Sector Is Prone To Boom/Bust Cycle: Optical equipment sector stocks are incredibly volatile. There have been countless times over the years where a company or two have a hot product. They ride it for a few quarters, and earnings appear to have limitless potential.

But then competitors emerge, or technology moves on to some newer faster design. It’s difficult for AAOI, or any of its peers, to carve out a sustainable technological advantage. AAOI stock bulls can rightfully say that the company is printing money now. But how long will the good times last? Already, that messy transition to 100G technology has shown weakness in Applied Optoelectronics’ competitive position.

AAOI Stock Pros

Sentiment Can Swing Quickly: As the earnings beatdown showed, investors in AAOI stock will make huge changes in their positioning based on small differences in outlook.

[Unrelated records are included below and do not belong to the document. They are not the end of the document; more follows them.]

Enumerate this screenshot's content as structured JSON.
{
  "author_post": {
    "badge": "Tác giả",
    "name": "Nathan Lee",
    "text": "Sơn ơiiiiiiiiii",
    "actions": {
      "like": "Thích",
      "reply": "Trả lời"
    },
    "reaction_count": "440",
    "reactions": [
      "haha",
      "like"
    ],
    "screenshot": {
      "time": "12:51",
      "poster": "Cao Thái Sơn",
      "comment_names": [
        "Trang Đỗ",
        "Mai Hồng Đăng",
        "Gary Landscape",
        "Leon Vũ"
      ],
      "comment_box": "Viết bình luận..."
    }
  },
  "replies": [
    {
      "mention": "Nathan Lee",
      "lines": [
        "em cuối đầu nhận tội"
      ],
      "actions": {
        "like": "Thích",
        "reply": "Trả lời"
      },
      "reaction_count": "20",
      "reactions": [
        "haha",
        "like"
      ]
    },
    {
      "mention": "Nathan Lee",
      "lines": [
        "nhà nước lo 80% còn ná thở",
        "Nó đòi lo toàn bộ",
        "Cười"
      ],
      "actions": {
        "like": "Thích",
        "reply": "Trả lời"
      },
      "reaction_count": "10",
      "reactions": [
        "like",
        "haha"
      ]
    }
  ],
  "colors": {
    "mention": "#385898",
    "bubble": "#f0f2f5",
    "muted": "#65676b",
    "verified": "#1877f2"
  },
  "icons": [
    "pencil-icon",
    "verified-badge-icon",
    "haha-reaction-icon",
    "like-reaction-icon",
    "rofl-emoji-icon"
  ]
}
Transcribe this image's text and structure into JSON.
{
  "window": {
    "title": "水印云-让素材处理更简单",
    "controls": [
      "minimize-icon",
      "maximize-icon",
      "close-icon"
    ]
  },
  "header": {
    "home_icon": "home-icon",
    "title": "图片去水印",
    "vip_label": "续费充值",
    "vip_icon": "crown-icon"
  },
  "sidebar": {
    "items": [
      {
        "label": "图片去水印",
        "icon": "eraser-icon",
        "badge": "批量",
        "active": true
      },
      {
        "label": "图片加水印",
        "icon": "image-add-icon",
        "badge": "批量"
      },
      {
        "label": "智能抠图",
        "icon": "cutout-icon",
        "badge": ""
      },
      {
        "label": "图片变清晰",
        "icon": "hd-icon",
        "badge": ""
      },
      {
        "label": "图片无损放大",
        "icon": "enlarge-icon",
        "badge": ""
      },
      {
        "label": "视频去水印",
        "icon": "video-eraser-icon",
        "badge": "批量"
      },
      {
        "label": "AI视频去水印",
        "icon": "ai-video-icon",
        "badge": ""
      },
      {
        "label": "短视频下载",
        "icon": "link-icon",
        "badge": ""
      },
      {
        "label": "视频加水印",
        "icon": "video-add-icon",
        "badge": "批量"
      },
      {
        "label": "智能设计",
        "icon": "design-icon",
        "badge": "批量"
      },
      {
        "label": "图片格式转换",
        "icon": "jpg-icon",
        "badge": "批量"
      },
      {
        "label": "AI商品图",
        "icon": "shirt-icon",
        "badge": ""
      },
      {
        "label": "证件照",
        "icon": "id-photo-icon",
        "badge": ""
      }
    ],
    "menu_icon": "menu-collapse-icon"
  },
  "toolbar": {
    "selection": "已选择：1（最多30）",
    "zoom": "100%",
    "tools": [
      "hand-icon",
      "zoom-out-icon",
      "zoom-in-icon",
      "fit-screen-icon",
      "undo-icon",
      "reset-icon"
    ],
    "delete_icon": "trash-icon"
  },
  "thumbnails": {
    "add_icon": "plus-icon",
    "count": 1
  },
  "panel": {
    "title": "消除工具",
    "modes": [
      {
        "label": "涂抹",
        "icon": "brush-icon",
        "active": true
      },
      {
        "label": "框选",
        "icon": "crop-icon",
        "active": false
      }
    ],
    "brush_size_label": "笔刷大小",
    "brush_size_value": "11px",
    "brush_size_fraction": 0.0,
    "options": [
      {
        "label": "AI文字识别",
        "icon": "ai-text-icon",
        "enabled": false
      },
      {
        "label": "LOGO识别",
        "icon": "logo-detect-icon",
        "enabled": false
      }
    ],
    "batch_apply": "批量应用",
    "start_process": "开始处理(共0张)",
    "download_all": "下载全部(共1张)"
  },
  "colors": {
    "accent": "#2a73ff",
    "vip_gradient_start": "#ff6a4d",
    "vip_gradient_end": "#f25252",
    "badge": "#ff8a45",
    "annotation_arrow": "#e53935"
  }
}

It wasn’t a good earnings report, sure, but usually, you won’t see the market take a stock down more than 40% in a quarter following a stinker either.

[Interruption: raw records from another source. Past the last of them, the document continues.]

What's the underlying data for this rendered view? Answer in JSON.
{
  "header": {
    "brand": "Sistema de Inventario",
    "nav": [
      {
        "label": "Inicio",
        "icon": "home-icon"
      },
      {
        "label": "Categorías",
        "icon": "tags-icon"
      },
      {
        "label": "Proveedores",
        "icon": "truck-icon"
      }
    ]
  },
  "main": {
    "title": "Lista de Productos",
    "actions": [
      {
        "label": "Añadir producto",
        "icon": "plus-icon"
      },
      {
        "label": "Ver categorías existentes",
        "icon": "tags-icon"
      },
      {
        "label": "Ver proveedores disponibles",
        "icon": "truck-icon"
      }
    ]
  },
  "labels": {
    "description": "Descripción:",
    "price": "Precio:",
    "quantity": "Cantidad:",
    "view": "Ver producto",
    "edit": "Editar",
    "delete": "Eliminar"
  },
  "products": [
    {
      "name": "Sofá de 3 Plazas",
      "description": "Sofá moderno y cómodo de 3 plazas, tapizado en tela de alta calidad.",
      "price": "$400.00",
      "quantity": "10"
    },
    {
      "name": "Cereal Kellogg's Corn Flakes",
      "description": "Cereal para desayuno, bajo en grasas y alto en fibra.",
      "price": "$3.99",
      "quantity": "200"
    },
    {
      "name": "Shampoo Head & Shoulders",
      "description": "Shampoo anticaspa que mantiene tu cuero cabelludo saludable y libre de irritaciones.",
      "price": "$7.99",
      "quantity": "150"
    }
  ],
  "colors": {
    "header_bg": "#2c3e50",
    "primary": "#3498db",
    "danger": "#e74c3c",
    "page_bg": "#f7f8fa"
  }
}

The positive side of this is that AAOI stock could shoot right back up to $100 if they hit next quarter and re-establish credibility in their growth story. And unlike many high-fliers, this stock looks quite cheap. AAOI sells at just 14x trailing and 11x forward earnings. Obviously, bears have their reasons for doubting AAOI earnings. But if management can successfully get the growth rolling again, the stock could nearly double off current levels and still sell under 20x forward earnings.


Big Short Position: Now, it’s worth stating at the outset that big short positions are often a warning sign for a stock. Many times, short sellers have good insight into a situation. However, when they gravitate to a stock in excessive numbers, it often leads to powerful short squeezes.

The fuse is lit for AAOI stock. Short interest in AAOI stock swelled to more than 10 million shares (at its peak, a $1 billion bet against AAOI) earlier this summer. Keep in mind that AAOI has fewer than 20 million shares outstanding; 10 million of them selling short is an amazing amount. And it’s getting even more extreme now. In the wake of the earnings report, short interest dipped slightly, however the bears are back. The latest report now shows more than 13 million shares sold short — that’s more than two-thirds of the float. A strong earnings report would catch the AAOI bears in a very bad place.

Finisar Positive Sign: AAOI rival Finisar Corporation (NASDAQ:FNSR) reported spotty results last month. However, they indicated that in AAOI’s key 40-gigs market, things are going alright.

Finisar’s CFO Kurt Adzema said on their conference call that: “40 Gig was relatively stable last quarter and I would say the expectation is that it will be relatively stable this coming quarter as well.” If that stability holds and carries over to AAOI’s demand in that space, it’d be great news.

That’d also be a big difference from analyst’s expectations. Needham & Company, for example, was modeling a 10% decline in 40G pricing. If you’re looking for a catalyst that would cause AAOI stock to beat expectations this quarter, this is a good one.

Verdict on AAOI Stock

AAOI stock has gotten smashed since its last earnings report. There’s good reason to think the market has punished it excessively in fact. With a huge short position, it wouldn’t take much for the stock to shoot back up.

That said, exercise caution, and certainly don’t bet big on the earnings report. The company has lost credibility with its growth story. If they miss again, for whatever reason, the downside could be significant. And in the longer-run, it’s far from certain that AAOI has a lasting technological edge to support more record-breaking profits beyond the next few quarters.